3 Replies

Do you permit tenants' use of candles of attempt to regulate their use? I use a standard lease which has the following clause:

"The tenant shall not do, bring or keep anything in the Rented Premises, or permit or suffer such act which will in any way create a risk of fire or increase the rate of fire insurance on the building or contents."

I visited tenants at one of my units recently and found them burning half a dozen or more candles, spread throughout the living area. Having just seen a Fire Department Inspector make a presentation to a landlord group I was alarmed and asked the tenant to refrain from using candles. They were not happy and insisted that they could do so. I asked them to take reasonable steps to avoid a fire and made arrangements to deliver an additional fire extinguisher for the living room.

Would you have done any more or have done things differently? It seems to me that excessive candle use could be seen as negligence and that both the tenants and us would be sued in the case that fire caused by them created losses for others in the building. Has anyone addressed this issue before?

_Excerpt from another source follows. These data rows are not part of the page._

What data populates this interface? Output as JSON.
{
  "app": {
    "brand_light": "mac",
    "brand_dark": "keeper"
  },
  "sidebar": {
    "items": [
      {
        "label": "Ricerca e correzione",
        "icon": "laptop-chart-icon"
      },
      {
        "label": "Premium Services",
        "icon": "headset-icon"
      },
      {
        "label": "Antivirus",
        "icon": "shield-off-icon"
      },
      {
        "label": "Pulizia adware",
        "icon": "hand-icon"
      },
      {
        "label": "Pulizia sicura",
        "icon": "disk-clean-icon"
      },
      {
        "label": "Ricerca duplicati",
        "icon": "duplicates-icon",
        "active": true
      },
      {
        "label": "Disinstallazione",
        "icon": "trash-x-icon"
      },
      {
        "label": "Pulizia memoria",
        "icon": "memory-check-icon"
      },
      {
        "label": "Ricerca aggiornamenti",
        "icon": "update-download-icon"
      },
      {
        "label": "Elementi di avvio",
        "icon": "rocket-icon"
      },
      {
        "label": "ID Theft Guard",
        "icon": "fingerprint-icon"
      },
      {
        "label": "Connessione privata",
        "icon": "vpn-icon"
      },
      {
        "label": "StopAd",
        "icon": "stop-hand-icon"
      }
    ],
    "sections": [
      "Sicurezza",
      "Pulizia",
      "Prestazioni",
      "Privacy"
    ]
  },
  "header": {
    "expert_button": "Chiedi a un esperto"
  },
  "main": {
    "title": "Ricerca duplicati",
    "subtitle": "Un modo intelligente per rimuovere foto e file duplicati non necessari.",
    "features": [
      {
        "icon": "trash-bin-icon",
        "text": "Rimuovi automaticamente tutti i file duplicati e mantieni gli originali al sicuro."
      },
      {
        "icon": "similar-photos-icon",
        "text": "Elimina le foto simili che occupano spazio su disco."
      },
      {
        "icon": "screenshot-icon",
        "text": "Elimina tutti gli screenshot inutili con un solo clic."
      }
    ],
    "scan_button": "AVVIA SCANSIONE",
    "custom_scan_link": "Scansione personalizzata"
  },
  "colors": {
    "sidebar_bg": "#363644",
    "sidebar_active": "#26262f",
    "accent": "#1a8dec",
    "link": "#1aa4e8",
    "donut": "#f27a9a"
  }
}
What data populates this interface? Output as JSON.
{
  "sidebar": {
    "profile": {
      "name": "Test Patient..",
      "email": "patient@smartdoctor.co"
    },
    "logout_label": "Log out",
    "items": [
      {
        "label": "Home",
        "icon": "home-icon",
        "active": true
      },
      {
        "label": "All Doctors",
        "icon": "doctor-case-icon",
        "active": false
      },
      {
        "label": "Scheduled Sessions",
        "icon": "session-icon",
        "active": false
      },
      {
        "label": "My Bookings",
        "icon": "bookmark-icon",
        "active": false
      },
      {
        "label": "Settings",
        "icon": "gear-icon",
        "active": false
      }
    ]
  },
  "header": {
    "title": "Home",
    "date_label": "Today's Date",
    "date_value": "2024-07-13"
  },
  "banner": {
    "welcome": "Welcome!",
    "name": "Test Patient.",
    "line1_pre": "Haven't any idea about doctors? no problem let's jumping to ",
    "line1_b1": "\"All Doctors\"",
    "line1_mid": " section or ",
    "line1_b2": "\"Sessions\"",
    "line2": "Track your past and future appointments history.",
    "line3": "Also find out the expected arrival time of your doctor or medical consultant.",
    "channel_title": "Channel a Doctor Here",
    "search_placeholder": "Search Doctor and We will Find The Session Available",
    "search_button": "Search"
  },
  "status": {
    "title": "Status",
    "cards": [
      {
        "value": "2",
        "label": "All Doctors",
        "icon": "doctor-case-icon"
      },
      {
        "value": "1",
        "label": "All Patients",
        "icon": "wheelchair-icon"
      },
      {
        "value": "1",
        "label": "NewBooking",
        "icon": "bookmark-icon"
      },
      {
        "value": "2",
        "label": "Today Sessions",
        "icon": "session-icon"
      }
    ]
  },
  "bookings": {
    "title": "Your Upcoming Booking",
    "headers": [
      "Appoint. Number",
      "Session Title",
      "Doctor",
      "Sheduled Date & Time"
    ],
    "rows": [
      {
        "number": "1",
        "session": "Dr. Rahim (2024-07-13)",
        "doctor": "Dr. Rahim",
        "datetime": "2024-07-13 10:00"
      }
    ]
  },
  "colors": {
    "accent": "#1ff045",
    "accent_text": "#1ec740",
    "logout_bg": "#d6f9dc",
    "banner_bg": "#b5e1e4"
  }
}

Whenever I read material from the fire department it contains a series of imperatives for landlords as for instance in the case of provision and maintenance of smoke detectors. I never question them and am always concerned to respond to all issues regarding fire. My tenants seem less engaged with these issues and are not responding fully to my efforts to sensitise them to the risks that they are potentially running with their and my property and with their safety and that of their neighbours.


We do not prohibit our tenants from using candles or from burning incense, but both are a concern.

The incense is often to cover the smell of pot.  After a maintenance inspection my husband said "see, they are taking care of it and it smells nice".  I just rolled my eyes at him.

We had a responsible tenant move out and there was pink goo all over the walls.  We realized that it was candle wax; when they blew out the candles the wet wax hit the nearby wall.  It was darn near impossible to get off.  

Hopefully you'll get some good input about the fire hazard. If it is a multi family I'd be more concerned than if it is a SFR. We had a tenant start a fire once, and the other tenant in the duplex threw a fit that they were in danger. We assured them that putting food on the stove and leaving the premises was not acceptable behavior & we'd be following up and they settled down.

Good luck!

It is a multifamiliy in that it is a condo in a large building. They had a dryer fire a couple of years ago and it did a lot of damage.

This is one of those uneven issues: the landlord absolutely has to act responsibly and with due regard to safety. For the tenant this seems to be a sort of optional extra. I have no doubt that if a fire damaged other units they would come after us as well as the tenants. We have $2m in landlord's coverage. I know the tenants have insurance because they showed me a copy of their policy a couple of months ago. Canada is not as litigious as the US (yet) but if people have losses they are going to sue those they can. I think I have taken reasonable steps to address this problem. As a practical matter I can't stop them from burning candles since I can't monitor their behavior all the time. But having a large number of  candles spread out about the room really worried me. The tenants are just out of university and seem not to be very aware of consideration for others. A millenial problem?

@Stephen E.

We prohibit the burning of anything in our properties: tobacco, candles, incense, ganja, etc.  However, as mentioned above, there is no practical way to police it, but incense or fragrant candles are frequently cover-ups for smoking {something} indoors.   

We make it very clear to our tenants that they will be financially liable for any remediation arising from burning candles or incense. We had a student last year whose bedroom was filled with wax smudge from burning candles. When we moved out, we threw out the blinds and drapes (and replaced them); washed the walls several times with TSP; primed with two coats of Zinsser; and repainted the entire room. We then invoiced him and Mom, who was the guarantor), for the cost (~$400.00).